Kazuo Ishiguro employs a complex structure when it comes to the temporal setting of the novel’s storyline. The frequent shifts in time (and occasional spatial changes as the action moves between England and Shanghai in various time frames), accentuate the impermanence of the protagonist’s grasp on his own life structure, as Banks seems to continually inhabit a liminal space between the past and the present. His inability to reconcile his past life in China with his British present has obvious roots in the trauma the sudden disappearance of his parents has left upon his fragile child’s ego. Ishiguro thus utilizes the time and space fluctuations to position Bank’s orphaned state as the central and defining characteristic of his personality.
Banks’s many personal insecurities, disguised as they are even from himself, become apparent to the readers through his encounters with first his school friend, Osbourne, and then with Colonel Chamberlain and Sarah Hemmings. The author structures these meetings as crucial in understanding the fickle and self-deceiving nature of Banks’s memory while commenting on the general profound subjectivity of the process, as each character holds their own version of past events: these events have become stories rather than histories. Additionally, Ishiguro shows Banks conflating several memories into one (as exemplified through his mother’s bitter exchange with the inspector and her husband), indicating that Banks has built up a complex framework of suitable life stories to support his ego throughout his psychological development into a young detective. Even his choice of profession then seems slightly ironic, as his job is to reveal the ultimate truths, while his own past life remains elusive (and Ishiguro will continue to explore this throughout the novel). His connection with Sarah, on the other hand, has no basis in the past, except through the similarity of their histories: Sarah is an orphan like Banks, and both characters take this fact as proof they belong to a shadowy group of people whose experiences have shaped them differently than others: This is an instant bond between them. Ishiguro portrays Sarah as a woman with clear goals of becoming useful to a deserving man, a difficult role for a single woman in the 1920s. Both she and Banks are set apart by their lack of parental support and a traditional family life, which connects clearly to the novel’s title.

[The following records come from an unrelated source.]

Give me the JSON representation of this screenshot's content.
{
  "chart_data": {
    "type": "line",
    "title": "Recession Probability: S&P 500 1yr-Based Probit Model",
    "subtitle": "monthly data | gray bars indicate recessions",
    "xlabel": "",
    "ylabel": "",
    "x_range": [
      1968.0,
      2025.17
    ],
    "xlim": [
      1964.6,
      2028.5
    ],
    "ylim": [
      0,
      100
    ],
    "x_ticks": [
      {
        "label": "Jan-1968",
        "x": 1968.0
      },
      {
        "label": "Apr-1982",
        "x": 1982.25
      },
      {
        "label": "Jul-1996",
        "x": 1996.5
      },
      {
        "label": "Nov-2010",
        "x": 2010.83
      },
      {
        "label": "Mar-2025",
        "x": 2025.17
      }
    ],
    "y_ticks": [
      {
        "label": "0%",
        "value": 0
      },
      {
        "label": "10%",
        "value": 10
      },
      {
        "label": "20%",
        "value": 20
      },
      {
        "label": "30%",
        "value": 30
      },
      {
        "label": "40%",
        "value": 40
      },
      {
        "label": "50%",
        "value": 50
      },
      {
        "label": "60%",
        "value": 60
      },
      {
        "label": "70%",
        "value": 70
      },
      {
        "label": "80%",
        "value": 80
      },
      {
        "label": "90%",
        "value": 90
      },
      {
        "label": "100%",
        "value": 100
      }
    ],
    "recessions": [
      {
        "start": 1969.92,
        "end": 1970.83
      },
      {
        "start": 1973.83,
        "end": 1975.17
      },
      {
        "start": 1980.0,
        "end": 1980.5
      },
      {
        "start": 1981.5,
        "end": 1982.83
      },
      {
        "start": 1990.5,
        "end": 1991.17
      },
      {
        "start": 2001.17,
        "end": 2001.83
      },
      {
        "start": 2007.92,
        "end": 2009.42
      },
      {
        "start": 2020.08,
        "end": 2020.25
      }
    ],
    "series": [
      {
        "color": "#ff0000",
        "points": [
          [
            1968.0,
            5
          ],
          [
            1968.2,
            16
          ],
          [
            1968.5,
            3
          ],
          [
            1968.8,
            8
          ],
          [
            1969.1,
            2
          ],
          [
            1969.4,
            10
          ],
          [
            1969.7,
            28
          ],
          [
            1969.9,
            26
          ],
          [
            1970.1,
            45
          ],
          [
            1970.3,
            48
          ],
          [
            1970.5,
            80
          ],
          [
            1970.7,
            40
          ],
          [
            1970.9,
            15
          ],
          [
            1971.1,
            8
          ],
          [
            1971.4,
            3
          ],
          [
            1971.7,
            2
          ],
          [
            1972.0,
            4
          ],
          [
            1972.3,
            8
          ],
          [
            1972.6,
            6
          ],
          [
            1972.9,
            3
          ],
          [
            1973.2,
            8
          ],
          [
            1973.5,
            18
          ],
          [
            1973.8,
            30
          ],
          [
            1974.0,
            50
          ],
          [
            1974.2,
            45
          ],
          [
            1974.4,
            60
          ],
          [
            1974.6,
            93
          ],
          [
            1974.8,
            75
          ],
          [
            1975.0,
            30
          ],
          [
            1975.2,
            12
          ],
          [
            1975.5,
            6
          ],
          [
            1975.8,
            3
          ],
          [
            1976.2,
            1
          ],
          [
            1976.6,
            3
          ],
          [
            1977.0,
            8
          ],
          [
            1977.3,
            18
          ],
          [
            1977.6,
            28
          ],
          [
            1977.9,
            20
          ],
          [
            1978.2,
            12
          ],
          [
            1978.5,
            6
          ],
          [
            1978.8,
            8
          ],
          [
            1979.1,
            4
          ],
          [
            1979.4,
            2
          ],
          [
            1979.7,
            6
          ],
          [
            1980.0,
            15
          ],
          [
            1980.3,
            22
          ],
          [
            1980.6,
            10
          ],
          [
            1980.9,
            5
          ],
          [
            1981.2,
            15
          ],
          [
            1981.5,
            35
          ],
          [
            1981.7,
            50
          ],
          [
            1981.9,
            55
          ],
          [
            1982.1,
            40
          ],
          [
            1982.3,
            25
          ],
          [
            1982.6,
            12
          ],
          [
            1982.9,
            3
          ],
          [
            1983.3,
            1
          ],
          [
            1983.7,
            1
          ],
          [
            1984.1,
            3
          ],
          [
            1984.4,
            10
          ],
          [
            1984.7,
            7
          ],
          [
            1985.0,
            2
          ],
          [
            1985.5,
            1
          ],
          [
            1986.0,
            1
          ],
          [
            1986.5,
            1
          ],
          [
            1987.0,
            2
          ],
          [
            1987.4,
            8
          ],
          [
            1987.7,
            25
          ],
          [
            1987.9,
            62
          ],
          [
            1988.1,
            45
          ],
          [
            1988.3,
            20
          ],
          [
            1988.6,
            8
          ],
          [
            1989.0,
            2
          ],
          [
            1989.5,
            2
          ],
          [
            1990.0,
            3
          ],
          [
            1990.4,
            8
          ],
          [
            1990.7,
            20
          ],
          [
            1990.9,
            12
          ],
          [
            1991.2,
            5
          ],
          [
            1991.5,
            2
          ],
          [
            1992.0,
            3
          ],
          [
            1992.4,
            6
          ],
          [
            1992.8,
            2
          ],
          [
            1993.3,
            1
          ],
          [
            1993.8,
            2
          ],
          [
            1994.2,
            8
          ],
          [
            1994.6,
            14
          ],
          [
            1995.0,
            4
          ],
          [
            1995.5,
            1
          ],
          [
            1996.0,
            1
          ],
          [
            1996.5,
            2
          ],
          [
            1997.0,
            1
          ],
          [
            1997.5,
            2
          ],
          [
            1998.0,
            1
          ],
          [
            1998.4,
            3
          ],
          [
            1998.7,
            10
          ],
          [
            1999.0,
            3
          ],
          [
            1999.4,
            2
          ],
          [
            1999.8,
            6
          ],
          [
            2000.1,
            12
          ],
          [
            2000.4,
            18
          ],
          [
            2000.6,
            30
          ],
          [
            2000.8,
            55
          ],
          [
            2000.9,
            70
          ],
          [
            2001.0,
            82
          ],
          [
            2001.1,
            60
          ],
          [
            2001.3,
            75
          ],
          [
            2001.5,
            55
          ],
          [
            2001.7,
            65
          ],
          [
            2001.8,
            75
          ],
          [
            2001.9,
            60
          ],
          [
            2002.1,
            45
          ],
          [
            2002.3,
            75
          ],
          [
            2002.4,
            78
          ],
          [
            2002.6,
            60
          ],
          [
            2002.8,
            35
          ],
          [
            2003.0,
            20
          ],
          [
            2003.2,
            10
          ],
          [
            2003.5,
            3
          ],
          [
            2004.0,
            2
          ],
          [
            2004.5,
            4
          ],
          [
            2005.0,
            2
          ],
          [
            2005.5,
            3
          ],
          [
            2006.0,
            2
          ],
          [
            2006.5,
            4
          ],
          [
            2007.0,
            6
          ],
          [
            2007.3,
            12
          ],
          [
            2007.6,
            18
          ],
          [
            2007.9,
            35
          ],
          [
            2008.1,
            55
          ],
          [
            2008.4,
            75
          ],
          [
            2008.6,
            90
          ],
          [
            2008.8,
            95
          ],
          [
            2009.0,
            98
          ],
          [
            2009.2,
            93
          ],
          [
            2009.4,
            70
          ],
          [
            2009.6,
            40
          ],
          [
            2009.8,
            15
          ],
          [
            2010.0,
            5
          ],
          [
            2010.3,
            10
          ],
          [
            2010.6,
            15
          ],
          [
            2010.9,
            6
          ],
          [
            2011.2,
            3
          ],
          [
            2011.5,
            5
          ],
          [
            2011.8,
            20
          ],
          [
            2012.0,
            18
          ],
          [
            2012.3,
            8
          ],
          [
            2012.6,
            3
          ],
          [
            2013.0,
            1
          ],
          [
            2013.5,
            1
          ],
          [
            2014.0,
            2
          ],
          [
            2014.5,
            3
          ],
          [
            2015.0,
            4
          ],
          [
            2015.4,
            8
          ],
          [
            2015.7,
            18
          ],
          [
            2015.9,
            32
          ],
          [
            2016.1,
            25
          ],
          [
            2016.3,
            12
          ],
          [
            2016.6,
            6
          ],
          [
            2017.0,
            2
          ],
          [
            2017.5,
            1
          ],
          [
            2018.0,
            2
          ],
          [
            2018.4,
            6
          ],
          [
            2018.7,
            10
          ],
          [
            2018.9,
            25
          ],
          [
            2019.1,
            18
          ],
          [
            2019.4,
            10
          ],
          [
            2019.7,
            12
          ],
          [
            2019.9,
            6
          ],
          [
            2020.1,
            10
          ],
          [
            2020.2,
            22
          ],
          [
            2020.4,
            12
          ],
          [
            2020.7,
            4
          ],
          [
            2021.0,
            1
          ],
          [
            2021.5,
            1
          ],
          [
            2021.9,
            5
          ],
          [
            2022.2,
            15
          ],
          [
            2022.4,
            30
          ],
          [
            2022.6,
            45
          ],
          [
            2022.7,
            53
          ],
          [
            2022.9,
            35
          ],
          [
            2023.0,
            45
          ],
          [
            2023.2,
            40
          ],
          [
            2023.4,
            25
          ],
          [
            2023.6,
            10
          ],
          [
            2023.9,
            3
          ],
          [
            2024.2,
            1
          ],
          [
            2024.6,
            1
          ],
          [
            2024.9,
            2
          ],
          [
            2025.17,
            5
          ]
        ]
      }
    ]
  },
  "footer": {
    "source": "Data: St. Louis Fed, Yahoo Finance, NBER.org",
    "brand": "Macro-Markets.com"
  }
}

Another significant aspect of this part of the story is the depiction of the International Settlement in China at the turn of the 20th century, which Ishiguro renders understandable to the reader in its complexity by relating it from the perspective of Banks as a child. The British presence in China is colonial in its essence (Uncle Philip sums it up perfectly: “the country could be run virtually like a colony, but with none of the usual obligations” (288)). Companies like the one Banks’s father works for achieve this by facilitating the opium import into China, creating chaos and tragedy amongst the Chinese population and controlling the political and social narrative. Young Christopher and his Japanese friend Akira do not grasp the significance of what their parents do, but Ishiguro utilizes Banks’s memories to offer glimpses of a child’s ability to take an almost casual note of crucial events and retain their emotional significance without necessarily understanding their import at the time.
By essentially dividing the protagonist into two entities, the adult detective Banks and the child Christopher, the author implies a critical disconnect between the character’s understanding and acceptance of the past and his ability to participate in the present. Thus, Banks’s state of orphanhood becomes a literal and metaphorical trait of his personality.